See this contrived example:

class Something {
private:
static int counter;


public:
Something() : v(counter++) {
std::cout << "default " << v << '\n';
}


Something(Something const & other) : v(counter++) {
std::cout << "copy " << other.v << " to " << v << '\n';
}


~Something() {
std::cout << "dtor " << v << '\n';
}


private:
int v;
};


int Something::counter = 0;

C++03 will default-construct one Something with v == 0 then copy-construct ten more from that one. At the end, the vector contains ten objects whose v values are 1 through 10, inclusive.

C++11 will default-construct each element. No copies are made. At the end, the vector contains ten objects whose v values are 0 through 9, inclusive.

The standard has a list of breaking changes in Annex C [diff]. Many of these changes can lead to silent behavior change.

An example:

int f(const char*); // #1
int f(bool);        // #2


int x = f(u8"foo"); // until C++20: calls #1; since C++20: calls #2

Oh boy... The link cpplearner provided is scary.

Among others, C++20 disallowed C-style struct declaration of C++ structs.

typedef struct
{
void member_foo(); // Ill-formed since C++20
} m_struct;

If you were taught writing structs like that (and people that teach "C with classes" teach exactly that) you're screwed.

Every time they add new methods (and often functions) to the standard library this happens.

Suppose you have a standard library type:

struct example {
void do_stuff() const;
};

pretty simple. In some standard revision, a new method or overload or next to anything is added:

struct example {
void do_stuff() const;
void method(); // a new method
};

this can silently change the behavior of existing C++ programs.

This is because C++'s currently limited reflection capabilities are sufficient to detect if such a method exists, and run different code based on it.

template<class T, class=void>
struct detect_new_method : std::false_type {};


template<class T>
struct detect_new_method< T, std::void_t< decltype( &T::method ) > > : std::true_type {};

this is just a relatively simple way to detect the new method, there are myriad of ways.

void task( std::false_type ) {
std::cout << "old code";
};
void task( std::true_type ) {
std::cout << "new code";
};


int main() {
task( detect_new_method<example>{} );
}

The same can happen when you remove methods from classes.
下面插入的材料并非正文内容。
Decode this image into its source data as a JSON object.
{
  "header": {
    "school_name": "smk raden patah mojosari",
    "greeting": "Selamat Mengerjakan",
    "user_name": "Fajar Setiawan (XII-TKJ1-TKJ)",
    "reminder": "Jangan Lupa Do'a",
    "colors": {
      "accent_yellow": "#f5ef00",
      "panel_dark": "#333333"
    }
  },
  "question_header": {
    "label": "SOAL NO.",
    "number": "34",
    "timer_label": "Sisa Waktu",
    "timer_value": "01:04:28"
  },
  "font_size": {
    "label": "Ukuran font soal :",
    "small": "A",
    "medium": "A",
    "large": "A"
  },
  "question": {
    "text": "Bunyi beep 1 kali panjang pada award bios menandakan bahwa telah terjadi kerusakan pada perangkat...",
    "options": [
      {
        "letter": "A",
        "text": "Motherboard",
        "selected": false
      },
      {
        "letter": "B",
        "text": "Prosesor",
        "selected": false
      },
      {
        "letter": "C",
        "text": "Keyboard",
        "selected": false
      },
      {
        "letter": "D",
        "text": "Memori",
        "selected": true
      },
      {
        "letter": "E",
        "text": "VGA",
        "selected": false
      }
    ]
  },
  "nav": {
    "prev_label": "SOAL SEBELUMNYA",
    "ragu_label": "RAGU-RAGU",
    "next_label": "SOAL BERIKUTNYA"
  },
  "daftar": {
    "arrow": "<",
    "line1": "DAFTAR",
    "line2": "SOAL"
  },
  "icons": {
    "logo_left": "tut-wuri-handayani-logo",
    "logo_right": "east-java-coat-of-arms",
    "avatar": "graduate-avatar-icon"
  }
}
While this example directly detects the existence of a method, this kind of thing happening indirectly can be less contrived. As a concrete example, you might have a serialization engine that decides if something can be serialized as a container based on if it is iterable, or if it has a data pointing-to-raw-bytes and a size member, with one preferred over the other.

The standard goes and adds a .data() method to a container, and suddenly the type changes which path it uses for serialization.

All the C++ standard can do, if it doesn't want to freeze, is to make the kind of code that silently breaks be rare or somehow unreasonable.

I'm not sure if you'd consider this a breaking change to correct code, but ...

Before C++11, compilers were allowed, but not required, to elide copies in certain circumstances, even when the copy constructor has observable side effects. Now we have guaranteed copy elision. The behavior essentially went from implementation-defined to required.

This means that your copy constructor side effects may have occurred with older versions, but will never occur with newer ones. You could argue the correct code shouldn't rely on implementation-defined results, but I don't think that's quite the same as saying such code is incorrect.

Trigraphs dropped

Source files are encoded in a physical character set that is mapped in an implementation-defined way to the source character set, which is defined in the standard. To accommodate mappings from some physical character sets that didn't natively have all of the punctuation needed by the source character set, the language defined trigraphs—sequences of three common characters that could be used in place of a less common punctuation character. The preprocessor and compiler were required to handle these.

In C++17, trigraphs were removed. So some source files will not be accepted by newer compilers unless they are first translated from the physical character set to some other physical character set that maps one-to-one to the source character set. (In practice, most compilers just made interpretation of trigraphs optional.) This isn't a subtle behavior change, but a breaking change the prevents previously-acceptable source files from being compiled without an external translation process.

More constraints on char

The standard also refers to the execution character set, which is implementation defined, but must contain at least the entire source character set plus a small number of control codes.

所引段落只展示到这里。